Cerpen: Pertemuan Singkat

Pertemuan Singkat
“Nan, masih mau berapa lama berdiri disana? Masuk angin baru tau rasa lo!” Aulia menyundulkan kepalanya ke pintu yang menghubungkan antara kamar dengan balkon. Hujan yang mengguyur malam ini membuat udara makin terasa dingin, menusuk tulang.

Kinan menggelengkan kepala, “Gak tahu.”

Aulia kembali menghempaskan tubuh ke kasur, menghela nafas panjang. Dia hafal dengan kebiasaan sahabatnya yang sangat menyukai hujan.
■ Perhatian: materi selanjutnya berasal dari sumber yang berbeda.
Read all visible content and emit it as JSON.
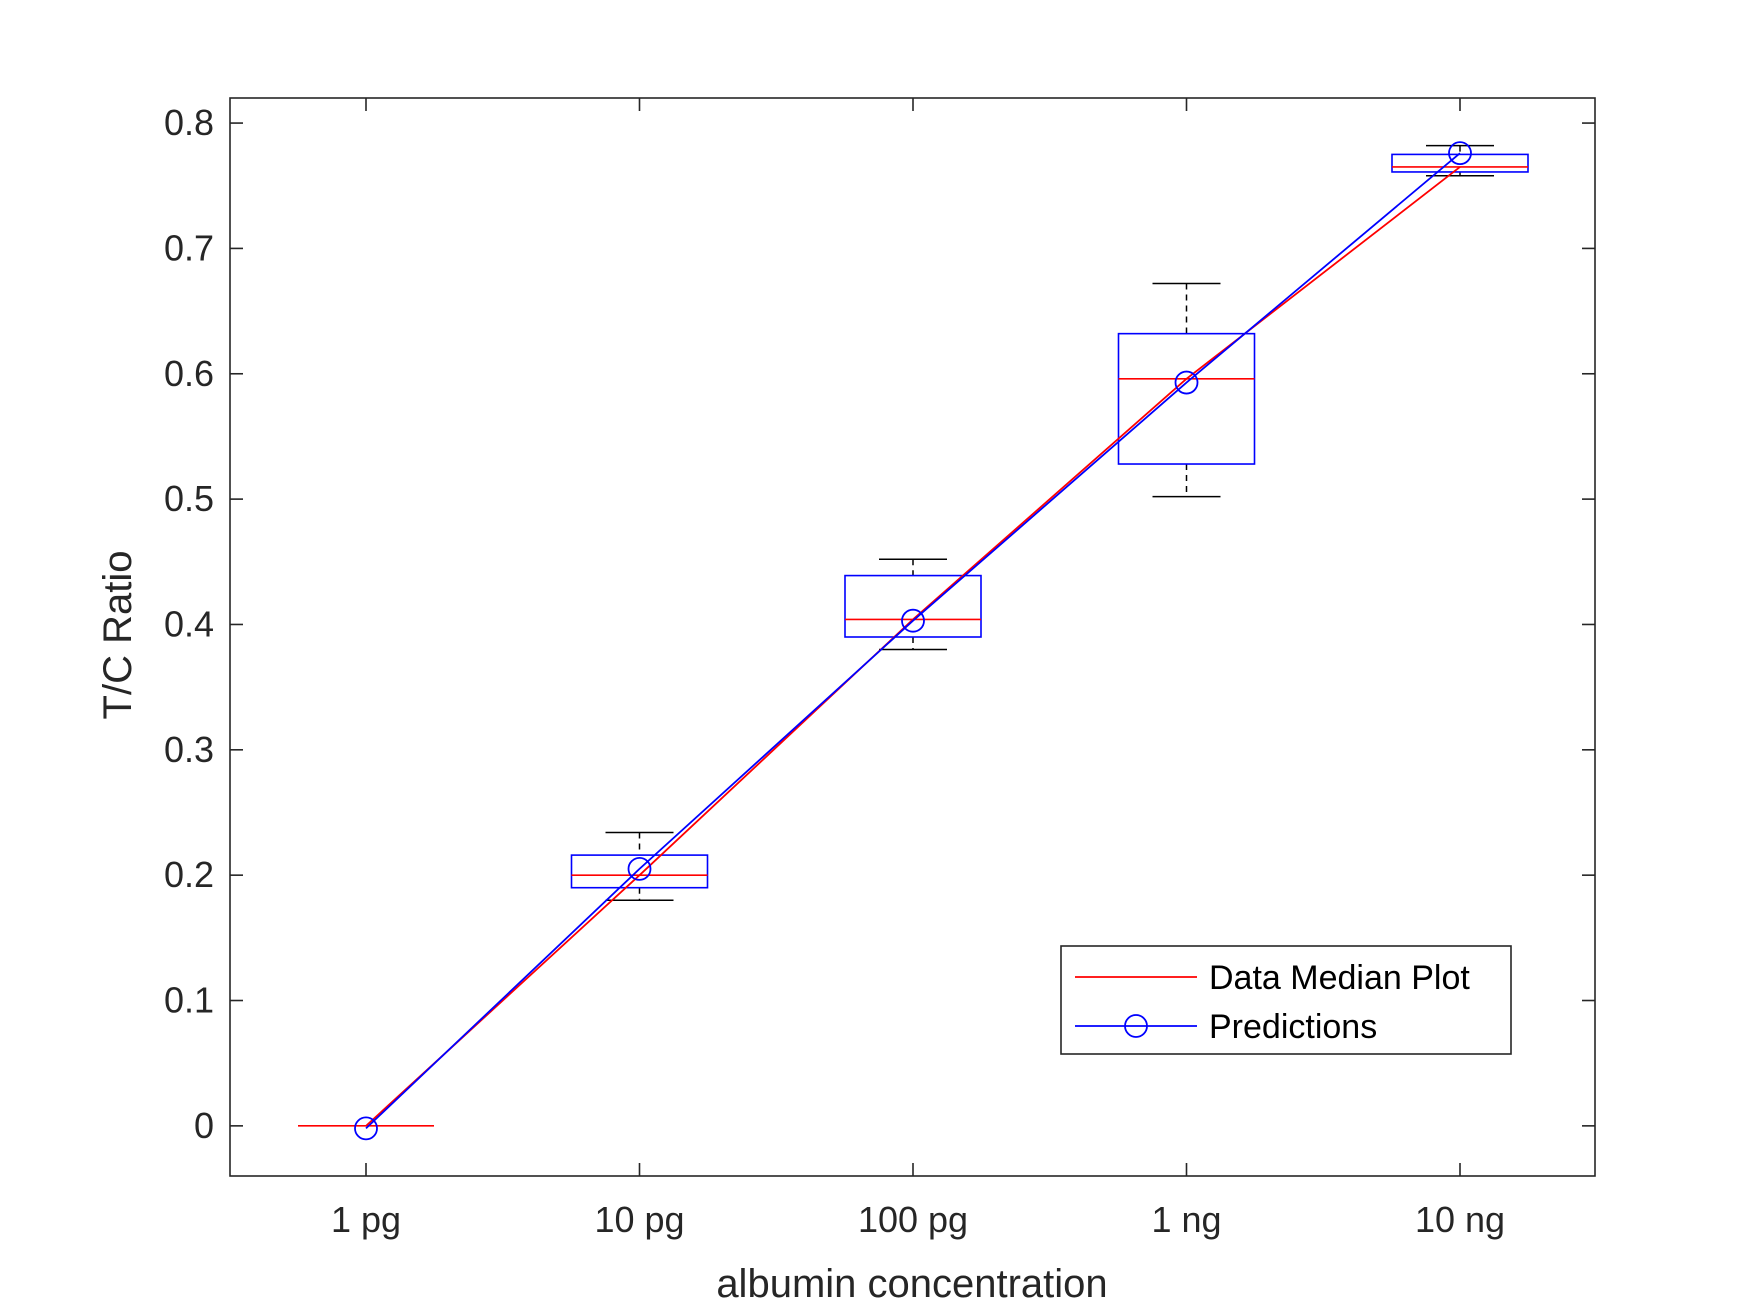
{
  "chart_data": {
    "type": "box",
    "xlabel": "albumin concentration",
    "ylabel": "T/C Ratio",
    "categories": [
      "1 pg",
      "10 pg",
      "100 pg",
      "1 ng",
      "10 ng"
    ],
    "ylim": [
      -0.04,
      0.82
    ],
    "yticks": [
      "0",
      "0.1",
      "0.2",
      "0.3",
      "0.4",
      "0.5",
      "0.6",
      "0.7",
      "0.8"
    ],
    "yticks_values": [
      0,
      0.1,
      0.2,
      0.3,
      0.4,
      0.5,
      0.6,
      0.7,
      0.8
    ],
    "boxes": [
      {
        "category": "1 pg",
        "whisker_low": 0.0,
        "q1": 0.0,
        "median": 0.0,
        "q3": 0.0,
        "whisker_high": 0.0
      },
      {
        "category": "10 pg",
        "whisker_low": 0.18,
        "q1": 0.19,
        "median": 0.2,
        "q3": 0.216,
        "whisker_high": 0.234
      },
      {
        "category": "100 pg",
        "whisker_low": 0.38,
        "q1": 0.39,
        "median": 0.404,
        "q3": 0.439,
        "whisker_high": 0.452
      },
      {
        "category": "1 ng",
        "whisker_low": 0.502,
        "q1": 0.528,
        "median": 0.596,
        "q3": 0.632,
        "whisker_high": 0.672
      },
      {
        "category": "10 ng",
        "whisker_low": 0.758,
        "q1": 0.761,
        "median": 0.765,
        "q3": 0.775,
        "whisker_high": 0.782
      }
    ],
    "series": [
      {
        "name": "Data Median Plot",
        "color": "#ff0000",
        "marker": "none",
        "values": [
          0.0,
          0.2,
          0.404,
          0.596,
          0.765
        ]
      },
      {
        "name": "Predictions",
        "color": "#0000ff",
        "marker": "circle",
        "values": [
          -0.002,
          0.205,
          0.403,
          0.593,
          0.776
        ]
      }
    ],
    "legend": {
      "position": "bottom-right"
    },
    "grid": false,
    "colors": {
      "box": "#0000ff",
      "median": "#ff0000",
      "whisker": "#000000",
      "axis": "#262626"
    }
  }
}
Dimana ada hujan, disana pasti ada Kinan, berdiri dengan mengadahkan tangannya menampung buliran hujan yang jatuh lalu memercikannya ke udara.
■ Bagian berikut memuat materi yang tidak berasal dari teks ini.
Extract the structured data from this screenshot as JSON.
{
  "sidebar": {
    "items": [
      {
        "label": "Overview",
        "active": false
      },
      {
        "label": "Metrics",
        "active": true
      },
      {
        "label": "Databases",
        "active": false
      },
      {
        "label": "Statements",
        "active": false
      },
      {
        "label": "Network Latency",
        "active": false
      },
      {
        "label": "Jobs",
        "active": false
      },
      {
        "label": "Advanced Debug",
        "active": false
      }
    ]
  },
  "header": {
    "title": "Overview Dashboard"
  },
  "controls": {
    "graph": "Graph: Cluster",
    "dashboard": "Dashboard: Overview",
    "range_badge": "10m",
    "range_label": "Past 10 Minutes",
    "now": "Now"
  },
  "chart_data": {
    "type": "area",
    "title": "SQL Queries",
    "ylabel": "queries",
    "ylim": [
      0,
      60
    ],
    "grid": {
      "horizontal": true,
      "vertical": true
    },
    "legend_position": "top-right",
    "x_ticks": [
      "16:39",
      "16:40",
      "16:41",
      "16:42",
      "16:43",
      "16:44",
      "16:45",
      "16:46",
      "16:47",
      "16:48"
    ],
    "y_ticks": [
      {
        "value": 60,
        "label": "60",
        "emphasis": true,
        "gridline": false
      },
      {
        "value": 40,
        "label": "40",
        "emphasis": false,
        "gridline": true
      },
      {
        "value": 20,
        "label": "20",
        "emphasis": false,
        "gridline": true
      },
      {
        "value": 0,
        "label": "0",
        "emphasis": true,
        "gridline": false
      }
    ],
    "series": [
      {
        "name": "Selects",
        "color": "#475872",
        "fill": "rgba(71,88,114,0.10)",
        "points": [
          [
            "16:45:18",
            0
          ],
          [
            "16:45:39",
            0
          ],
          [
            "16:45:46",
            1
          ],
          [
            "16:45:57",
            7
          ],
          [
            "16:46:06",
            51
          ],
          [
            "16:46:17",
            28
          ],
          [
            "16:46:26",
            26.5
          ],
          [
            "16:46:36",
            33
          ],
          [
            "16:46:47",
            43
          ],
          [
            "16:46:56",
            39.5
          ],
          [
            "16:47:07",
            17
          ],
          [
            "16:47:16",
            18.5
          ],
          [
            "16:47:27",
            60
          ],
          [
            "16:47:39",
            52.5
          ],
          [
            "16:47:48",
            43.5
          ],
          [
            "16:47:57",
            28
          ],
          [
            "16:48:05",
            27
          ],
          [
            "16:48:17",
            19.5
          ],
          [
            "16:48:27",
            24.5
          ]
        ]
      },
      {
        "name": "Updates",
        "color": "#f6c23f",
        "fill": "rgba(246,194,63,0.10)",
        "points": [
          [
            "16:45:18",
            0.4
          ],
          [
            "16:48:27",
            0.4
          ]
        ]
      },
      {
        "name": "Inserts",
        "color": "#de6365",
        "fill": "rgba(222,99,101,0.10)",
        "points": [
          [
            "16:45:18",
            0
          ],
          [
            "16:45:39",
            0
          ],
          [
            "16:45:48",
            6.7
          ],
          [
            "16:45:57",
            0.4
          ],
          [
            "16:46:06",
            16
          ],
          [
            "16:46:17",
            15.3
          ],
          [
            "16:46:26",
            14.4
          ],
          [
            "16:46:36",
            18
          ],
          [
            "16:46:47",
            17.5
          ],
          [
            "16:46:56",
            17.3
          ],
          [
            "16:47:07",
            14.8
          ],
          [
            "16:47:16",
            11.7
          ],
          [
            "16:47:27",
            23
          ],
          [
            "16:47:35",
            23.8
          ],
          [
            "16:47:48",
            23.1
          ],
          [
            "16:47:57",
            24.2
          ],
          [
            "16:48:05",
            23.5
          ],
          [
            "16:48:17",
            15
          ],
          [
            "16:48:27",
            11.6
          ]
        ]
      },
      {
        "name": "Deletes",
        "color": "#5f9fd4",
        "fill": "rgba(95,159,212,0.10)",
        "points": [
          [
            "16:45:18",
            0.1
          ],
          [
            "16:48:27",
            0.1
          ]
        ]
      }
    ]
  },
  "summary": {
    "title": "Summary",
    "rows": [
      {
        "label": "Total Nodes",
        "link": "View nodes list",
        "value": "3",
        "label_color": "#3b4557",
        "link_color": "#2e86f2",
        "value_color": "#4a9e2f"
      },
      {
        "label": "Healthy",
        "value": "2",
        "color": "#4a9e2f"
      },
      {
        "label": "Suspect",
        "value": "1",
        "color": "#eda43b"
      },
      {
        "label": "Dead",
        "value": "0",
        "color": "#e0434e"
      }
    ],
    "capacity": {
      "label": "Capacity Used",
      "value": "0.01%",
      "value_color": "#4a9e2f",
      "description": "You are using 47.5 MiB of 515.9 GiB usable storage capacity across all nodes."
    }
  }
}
Di luar, Kinan menatap hujan dengan tatapan sendu. Pikirannya melayang. Memori itu selalu berkelebat berputar di kepala Kinan. Senyum riang, candaan menjengkelkan dan tatapan teduh milik cowok bertubuh tinggi itu seakan ada di depannya. Ia mengacak rambutnya, kesal. “Cukup!” ia menghela nafas panjang. Berusaha menenangkan pikirannya yang mulai kalut.
“Untuk apa cinta diciptakan bila pada akhirnya yang ada hanyalah perpisahan?” ia bergumam lirih. “Cinta diciptakan untuk menguatkan, bukan melemahkan.” Terdengar jawaban dari suara rendah milik Aulia. Ia berdiri di samping Kinan. Matanya yang teduh menatap wajah Kinan, prihatin. “Kinanti Agustina, kemana lo yang dulu? Sahabat gue yang ceria dan penuh canda tawa dimanapun lo berada.”
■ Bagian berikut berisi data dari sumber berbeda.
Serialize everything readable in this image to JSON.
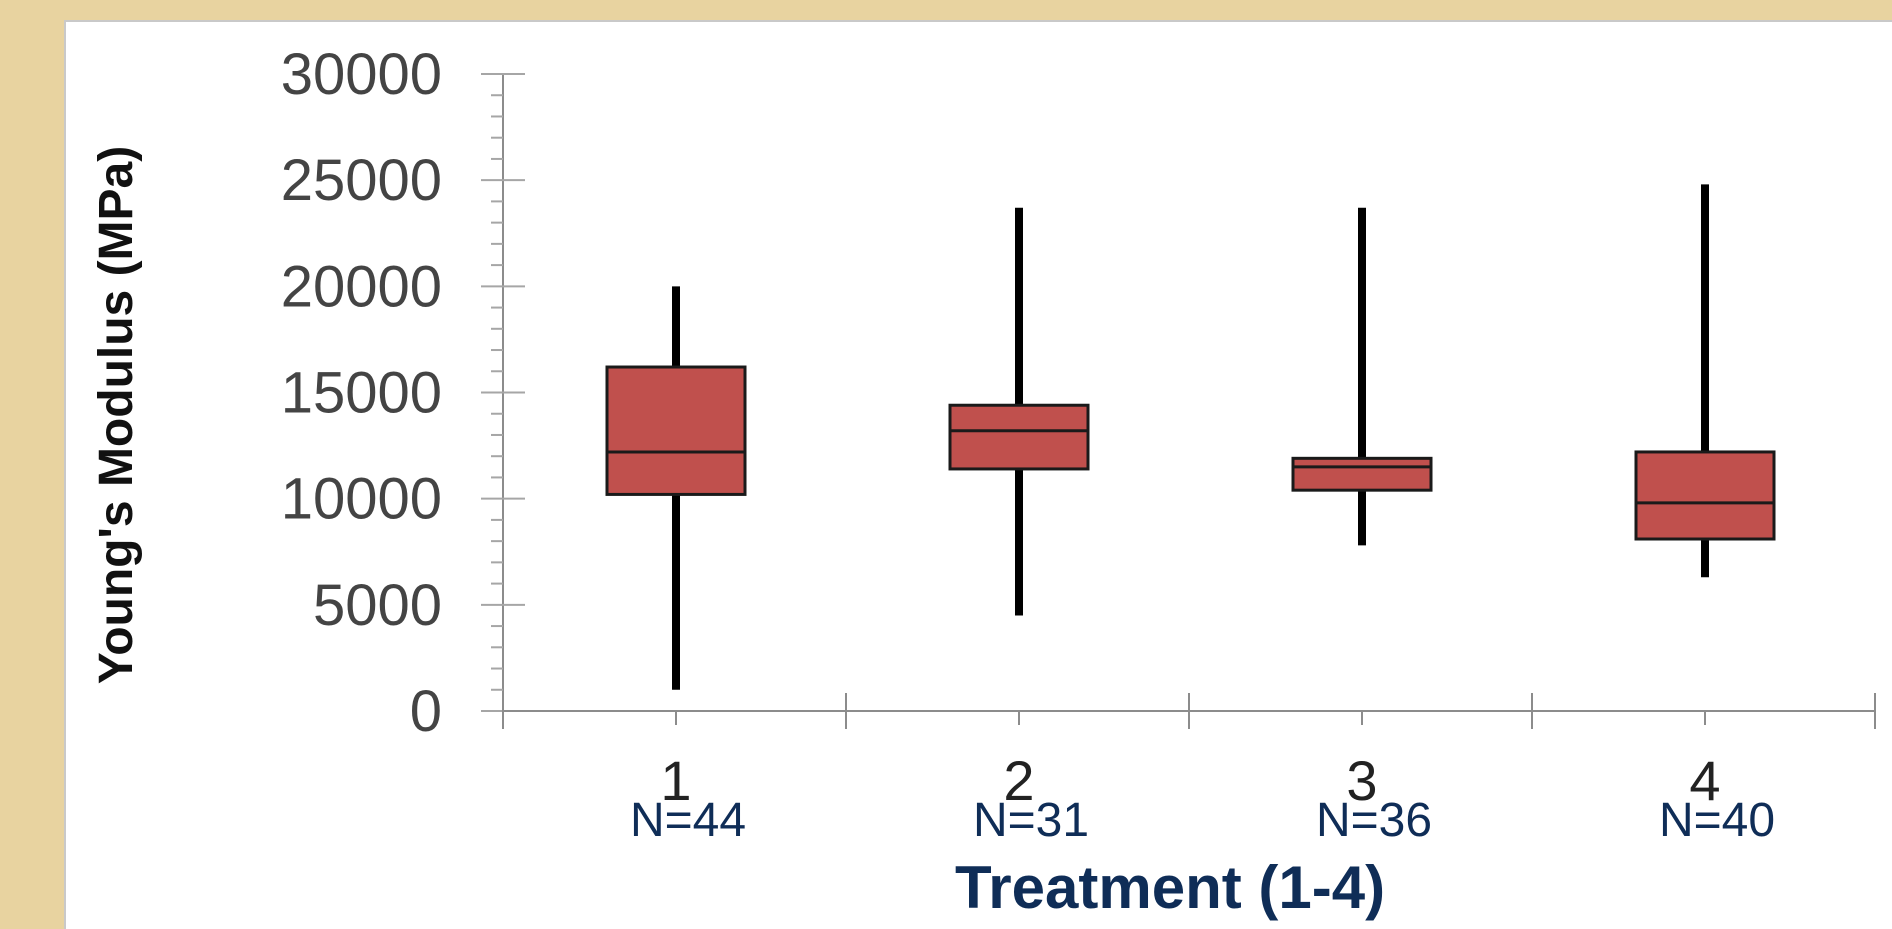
{
  "chart_data": {
    "type": "box",
    "title": "",
    "xlabel": "Treatment (1-4)",
    "ylabel": "Young's Modulus (MPa)",
    "ylim": [
      0,
      30000
    ],
    "yticks": [
      "0",
      "5000",
      "10000",
      "15000",
      "20000",
      "25000",
      "30000"
    ],
    "ytick_values": [
      0,
      5000,
      10000,
      15000,
      20000,
      25000,
      30000
    ],
    "categories": [
      "1",
      "2",
      "3",
      "4"
    ],
    "sample_sizes": [
      "N=44",
      "N=31",
      "N=36",
      "N=40"
    ],
    "boxes": [
      {
        "category": "1",
        "min": 1000,
        "q1": 10200,
        "median": 12200,
        "q3": 16200,
        "max": 20000
      },
      {
        "category": "2",
        "min": 4500,
        "q1": 11400,
        "median": 13200,
        "q3": 14400,
        "max": 23700
      },
      {
        "category": "3",
        "min": 7800,
        "q1": 10400,
        "median": 11500,
        "q3": 11900,
        "max": 23700
      },
      {
        "category": "4",
        "min": 6300,
        "q1": 8100,
        "median": 9800,
        "q3": 12200,
        "max": 24800
      }
    ],
    "box_color": "#c0504d",
    "grid": false,
    "legend": "none"
  }
}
Kinan menoleh, menggelengkan kepalanya kemudian menghela nafas panjang lagi. “Gue kangen Ul, gue rin-du.”  Kinan menghela nafas lagi, mencegah air mata yang sedari tadi dibendungnya tumpah. “Kenapa dia setega itu sama gue? Menanamkan bibit-bibit yang pada akhirnya ketika tumbuh dan berkembang malah ia tinggalkan dan menyemai bibit yang lain.”

Aulia masih belum paham dengan apa yang dibicarakan Kinan, “Maksud lo?” ucapnya mengerutkan kening.

“Gue benci dengan diri gue Ul. Begitu mudahnya menjatuhkan hati sampai akhirnya gue kecewa lagi.”

“Jatuh hati? Kecewa? Gue masih gak paham. Bukannya yang sama Dika itu sudah selesai sejak lo lulus?”

“Iya, ini bukan tentang Dika, tapi tentang Putra. Cowok yang telah mengajarkan gue arti bangkit dan merelakan namun ternyata membuat gue terjatuh lagi, lebih dalam.”

“Sejak kapan?”

“Sejak pertemuan itu, di bawah rinai hujan dia mendekat ke arah gue. Bertanya dan menenangkan gue dengan kata-kata yang diucapkannya.”

Aul mengangguk paham. Sahabatnya adalah orang yang sulit jatuh hati dan ketika ia jatuh hati sepenuh hatinya akan diberikan kepada dia yang telah mencuri hatinya. “Jadi lo kecewa karena ternyata dia bukan jadi milik lo gitu?”

Kinan mengangguk pelan. Bendungan air yang ditampungnya tumpah seketika. Aulia mendekatkan tubuh ke dekat Kinan. Tangannya mengusap bahu Kinan, menenangkan. “Nan, coba lo liat bunga di luar sana. Lo tau bunga secantik itu yang dirawat dengan sedemikian baiknya pun tidak selalu berujung pada pemiliknya.”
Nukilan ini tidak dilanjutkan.